"We should go to a din Torah," I said, "to learn how the Torah wants us to resolve our conflict"
Shoftim v’shotrim….
True story from some several years ago.
I am sitting in the back seat of a cab in Yerushalayim, as a colleague and I go recruiting for a yeshivah we are involved with. The monit driver is an elderly Israeli Jew, the type of fellow who cannot understand a blatt Gemara but who has never missed a minyan in his life… and in front of whom you would not even dare think about schmoozing in shul.
We arrive at our next hunting grounds — an American yeshivah with a bountiful crop of bochurim on the way back to the US — just the profile we are looking for. I am sitting on the street side of the car, and after paying the driver, I swing the car door open, when suddenly…

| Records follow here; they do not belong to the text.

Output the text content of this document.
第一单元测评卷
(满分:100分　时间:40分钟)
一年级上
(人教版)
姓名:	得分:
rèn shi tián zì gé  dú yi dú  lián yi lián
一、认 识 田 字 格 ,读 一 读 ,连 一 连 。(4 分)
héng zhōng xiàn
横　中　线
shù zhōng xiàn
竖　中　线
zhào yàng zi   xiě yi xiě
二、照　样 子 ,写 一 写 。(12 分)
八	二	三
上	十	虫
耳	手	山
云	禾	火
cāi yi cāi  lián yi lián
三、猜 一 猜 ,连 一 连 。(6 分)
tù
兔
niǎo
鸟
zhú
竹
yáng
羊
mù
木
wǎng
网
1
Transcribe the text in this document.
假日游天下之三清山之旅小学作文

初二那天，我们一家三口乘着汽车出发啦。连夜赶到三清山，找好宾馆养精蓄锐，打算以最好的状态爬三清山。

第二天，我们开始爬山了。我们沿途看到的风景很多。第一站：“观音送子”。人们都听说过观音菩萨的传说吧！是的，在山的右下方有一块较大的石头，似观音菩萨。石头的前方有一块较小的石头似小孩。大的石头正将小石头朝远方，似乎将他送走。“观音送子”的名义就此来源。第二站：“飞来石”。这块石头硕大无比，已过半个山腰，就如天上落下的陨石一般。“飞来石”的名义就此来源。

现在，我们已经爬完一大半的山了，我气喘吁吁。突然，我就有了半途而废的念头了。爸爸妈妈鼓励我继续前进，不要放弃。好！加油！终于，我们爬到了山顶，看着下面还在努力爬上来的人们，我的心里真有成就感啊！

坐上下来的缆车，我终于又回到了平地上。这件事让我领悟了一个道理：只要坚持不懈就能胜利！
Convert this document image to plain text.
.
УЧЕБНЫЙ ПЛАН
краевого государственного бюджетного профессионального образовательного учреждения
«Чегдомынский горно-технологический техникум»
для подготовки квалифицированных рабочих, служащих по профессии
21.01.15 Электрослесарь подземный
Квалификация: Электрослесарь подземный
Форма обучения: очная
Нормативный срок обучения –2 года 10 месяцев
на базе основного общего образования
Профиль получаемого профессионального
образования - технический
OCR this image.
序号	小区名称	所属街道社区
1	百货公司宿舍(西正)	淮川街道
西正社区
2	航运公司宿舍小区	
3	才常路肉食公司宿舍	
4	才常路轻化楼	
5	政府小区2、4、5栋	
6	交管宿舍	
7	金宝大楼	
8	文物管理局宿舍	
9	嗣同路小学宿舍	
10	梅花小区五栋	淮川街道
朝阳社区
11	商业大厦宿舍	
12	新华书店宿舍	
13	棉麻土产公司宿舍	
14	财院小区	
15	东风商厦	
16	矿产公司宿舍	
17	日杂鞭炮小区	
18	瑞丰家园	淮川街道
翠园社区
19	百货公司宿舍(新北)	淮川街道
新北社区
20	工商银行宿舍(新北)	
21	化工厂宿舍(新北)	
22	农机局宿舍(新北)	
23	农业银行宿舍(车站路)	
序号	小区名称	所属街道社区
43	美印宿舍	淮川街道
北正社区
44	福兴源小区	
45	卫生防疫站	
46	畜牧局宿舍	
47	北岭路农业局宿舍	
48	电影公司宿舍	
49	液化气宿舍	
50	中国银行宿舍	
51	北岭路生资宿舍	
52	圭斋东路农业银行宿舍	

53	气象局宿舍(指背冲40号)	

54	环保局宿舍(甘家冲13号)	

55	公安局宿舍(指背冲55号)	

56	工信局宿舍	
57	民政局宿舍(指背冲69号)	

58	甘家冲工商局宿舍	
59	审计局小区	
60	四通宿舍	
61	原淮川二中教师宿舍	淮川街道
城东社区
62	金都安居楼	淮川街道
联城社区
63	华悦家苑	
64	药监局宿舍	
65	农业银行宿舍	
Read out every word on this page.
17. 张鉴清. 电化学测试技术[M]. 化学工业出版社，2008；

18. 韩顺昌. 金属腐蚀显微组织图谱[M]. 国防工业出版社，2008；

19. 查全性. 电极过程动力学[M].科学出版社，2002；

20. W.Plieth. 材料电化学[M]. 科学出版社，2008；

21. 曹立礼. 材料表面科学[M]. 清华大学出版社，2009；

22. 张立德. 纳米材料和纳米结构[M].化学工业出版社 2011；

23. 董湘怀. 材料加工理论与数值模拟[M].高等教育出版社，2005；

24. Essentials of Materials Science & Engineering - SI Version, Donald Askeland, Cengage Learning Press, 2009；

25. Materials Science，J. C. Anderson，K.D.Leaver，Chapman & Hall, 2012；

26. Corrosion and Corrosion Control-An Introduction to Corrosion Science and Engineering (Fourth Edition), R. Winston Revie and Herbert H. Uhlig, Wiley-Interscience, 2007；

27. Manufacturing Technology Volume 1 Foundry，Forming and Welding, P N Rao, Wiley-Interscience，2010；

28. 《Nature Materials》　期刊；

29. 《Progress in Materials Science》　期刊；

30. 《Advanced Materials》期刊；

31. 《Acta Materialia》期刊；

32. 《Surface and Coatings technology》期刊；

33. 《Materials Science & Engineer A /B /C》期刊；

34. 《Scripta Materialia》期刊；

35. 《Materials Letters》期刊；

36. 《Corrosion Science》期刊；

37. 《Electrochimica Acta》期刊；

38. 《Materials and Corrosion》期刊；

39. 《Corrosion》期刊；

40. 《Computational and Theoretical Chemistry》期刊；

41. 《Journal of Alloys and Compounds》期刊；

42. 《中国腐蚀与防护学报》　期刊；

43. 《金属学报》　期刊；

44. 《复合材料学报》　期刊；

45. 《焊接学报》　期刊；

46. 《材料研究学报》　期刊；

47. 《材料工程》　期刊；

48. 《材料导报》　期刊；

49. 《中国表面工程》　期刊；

Crash! A full-size tour bus slams into the car door and yanks it forward. Serious damage to the car door and Israeli-style havoc ensue, with everyone yelling in rapid-fire Ivrit, of which I cannot understand a word.
It turns out that the tour bus that hit the car door was in fact a tender from the Mir taking the yungeleit home after first seder, and it was driven by a Mirrer yungerman. So after the dust settles, I take stock of the litigants — myself, a kollel bus driver, and an erlicher taxi driver — and declare, “Great. We have a din Torah.”